Леонид Сергеев - До встречи на небесах
Старые забулдыги! Совсем офонарели, устроили дешевую показуху! Не могли раскошелиться — заказать нормальный катафалк — решили сэкономить. Знаю я их, алкашей! И уж денек могли бы выбрать похуже. Ну не глупо ли запихивать в землю человека в такую погодку? Вон вчера дождь поливал, так нет, не повезли — им было лень по грязи шлепать. А сейчас — раннее утро, но солнце уже шпарит во всю и на небе ни облачка и ветерок плотный, хоть трогай на ощупь. Да что говорить — чувствуется, начинается денек что надо! Только мне каково в такую погоду лезть в могилу?! Сами-то дружки намылились в пивную, что в конце улицы — ее только открыли, оттуда тянет свежим пивком и креветками; для них выпивка — основа всякого события, даже ничтожного, а тут такое дело! Вот и суетятся — на них прямо напала деловитость. Обычно и пальцем не шевельнут сделать что-нибудь для друга, а сегодня картинно, работая на зрителей, поправляют гроб, нарочито строго поучают шофера:
— …Вези осторожно, не торопись, а то еще свалится с кузова. Да и спешить некуда, весь день впереди. Приличный навар обещаем.
Они пошли накачиваться пивом, отмокать после вчерашней предпоминальной поддачи, а страшилище грузовик оставили в десяти шагах от морга; меня окружили зеваки, на лицах — блаженный идиотизм, любопытство, шепчутся обо мне, как о ящике с картошкой, без всякого, хотя бы формального, сожаления… А что сейчас молотят мои соседи?
— …Это тот жилец со второго этажа, который пьяница и бабник? Житья от него не было. У него ж сотня дружков перебывала. Как нальют глаза, горланят песни на весь дом!.. Он свое взял. Свою бочку выпил. А уж баб у него было!.. Этот уж точно в Ад попадет!..

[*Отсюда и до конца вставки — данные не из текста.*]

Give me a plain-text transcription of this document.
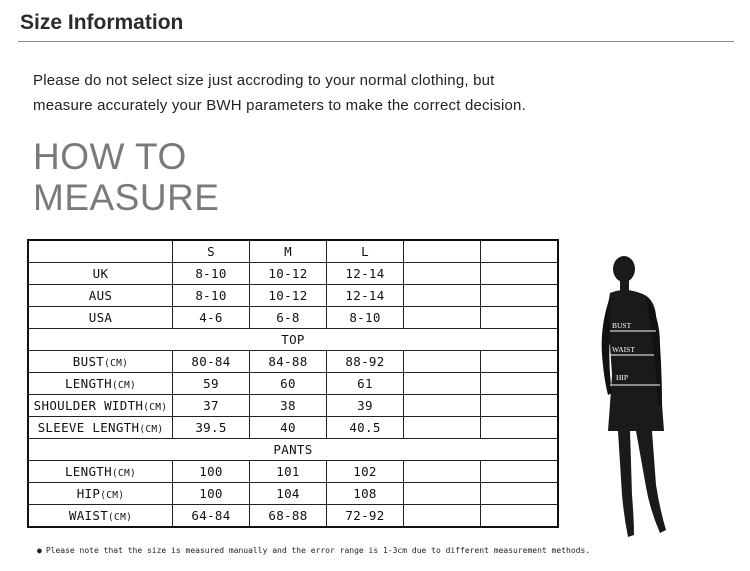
Size Information
Please do not select size just accroding to your normal clothing, but
measure accurately your BWH parameters to make the correct decision.
HOW TO
MEASURE
	S	M	L		
UK	8-10	10-12	12-14		
AUS	8-10	10-12	12-14		
USA	4-6	6-8	8-10		
TOP					
BUST(CM)	80-84	84-88	88-92		
LENGTH(CM)	59	60	61		
SHOULDER WIDTH(CM)	37	38	39		
SLEEVE LENGTH(CM)	39.5	40	40.5		
PANTS					
LENGTH(CM)	100	101	102		
HIP(CM)	100	104	108		
WAIST(CM)	64-84	68-88	72-92		
● Please note that the size is measured manually and the error range is 1-3cm due to different measurement methods.
BUST
WAIST
HIP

Давайте, давайте, перемывайте мои кости! За свою жизнь я и не такое слышал; сколько комьев грязи летело в меня — и не счесть! Надо же, и сейчас надругаются и бросают камни в мой гроб. Еще немного и выкинут на помойку мою мебель развалюху, растащат посуду, остальное барахло, и ничего не останется от меня, но вот — все палят в мою сторону. И чего им надо?! При жизни я не так уж им и досаждал. Подумаешь, иногда собирались у меня дружки, ну и что?! Другие бы радовались, а эти завидовали. У нас ведь полно завистников, так и стремятся влезть в чужую жизнь. Но хоть сейчас оставьте меня в покое. Я сам выложу все о себе, все низкое и порочное, все, что принесло мне славу злостного курильщика и пьяницы, заядлого бабника, и для кого-то — негодяя, для кого-то — сумасшедшего чудака. Да и мне не до вас; мне есть чем заняться и время терять нельзя. Я должен кое-что рассказать: и что пережил сам, и что не успели досказать мои умершие близкие — в могилу-то надо сходить пустым, после исповеди и покаяния, сбросив весь мешок болей и раскаяний.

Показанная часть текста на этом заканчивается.